Two senators have written letters to the Trump administration to push for the sale of F-16 fighter jets to India as well as to approve a drone sale to the country, a media report said.
Senators John Cornyn and Mark Warner sent letters this week to Secretary of State Rex Tillerson and Defence Secretary James Mattis, urging them to sign off on the F-16 production line in India and approve the export of the Guardian Remotely Piloted Aircraft, a non-lethal maritime surveillance platform, the Hill online reported on Friday.
The pair - co-chairs of the Senate India Caucus - said that both sales would bolster the US-India military relationship.
India has been looking to buy new fighter aircraft since 2007 and in October relaunched a competition with the F-16 and the Saab Gripen (multi-role fighter aircraft) as the two contenders, said the report.
US aerospace company Lockheed Martin has since pledged to open a production line in India for the F-16s, but the plan was yet to be approved by the new administration.

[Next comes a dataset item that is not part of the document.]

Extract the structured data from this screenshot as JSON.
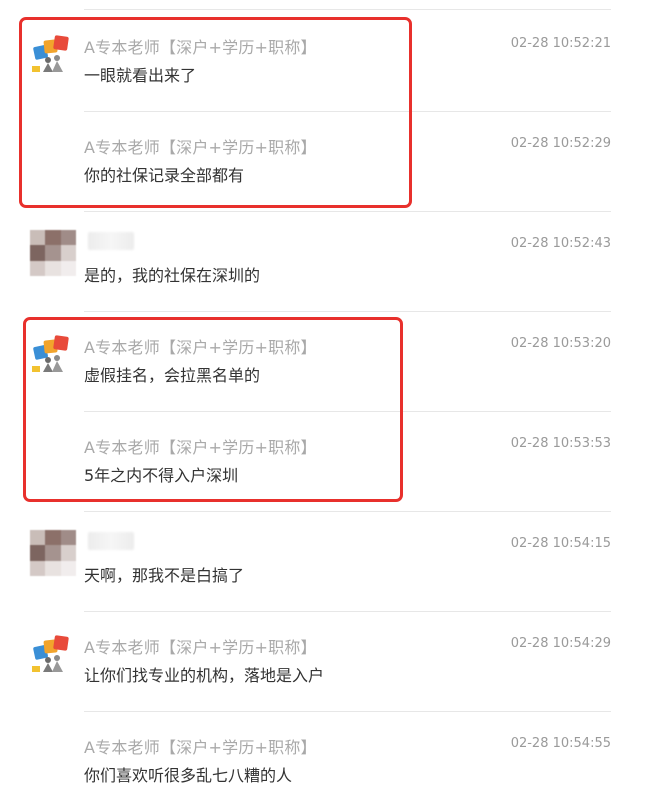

Both senators urged Mattis and Tillerson "to weigh in forcefully with the White House on the strategic significance of the deal", arguing the F-16 production line solely relies on international buys, with the last aircraft made for the US in 1999.
"Keeping the F-16 in production will help sustain a fleet of over 1,000 aircraft currently in the Air Force and help preserve thousands of American jobs. It will help maintain 800 high value design and engineering jobs in the US, and extend the only scalable single engine 4th generation fighter aircraft as a significant security cooperation tool for the US," wrote Cornyn and Warner.
The two senators also pushed for the sale of the Guardian aircraft to India in a separate letter.
India requested the Guardian in June, a request that has been pending with the US government since, reported the newspaper.
"The Guardian is exclusively manufactured in the US, and a potential sale to India is estimated to be valued at over $2 billion across the life of the programme," the second letter stated.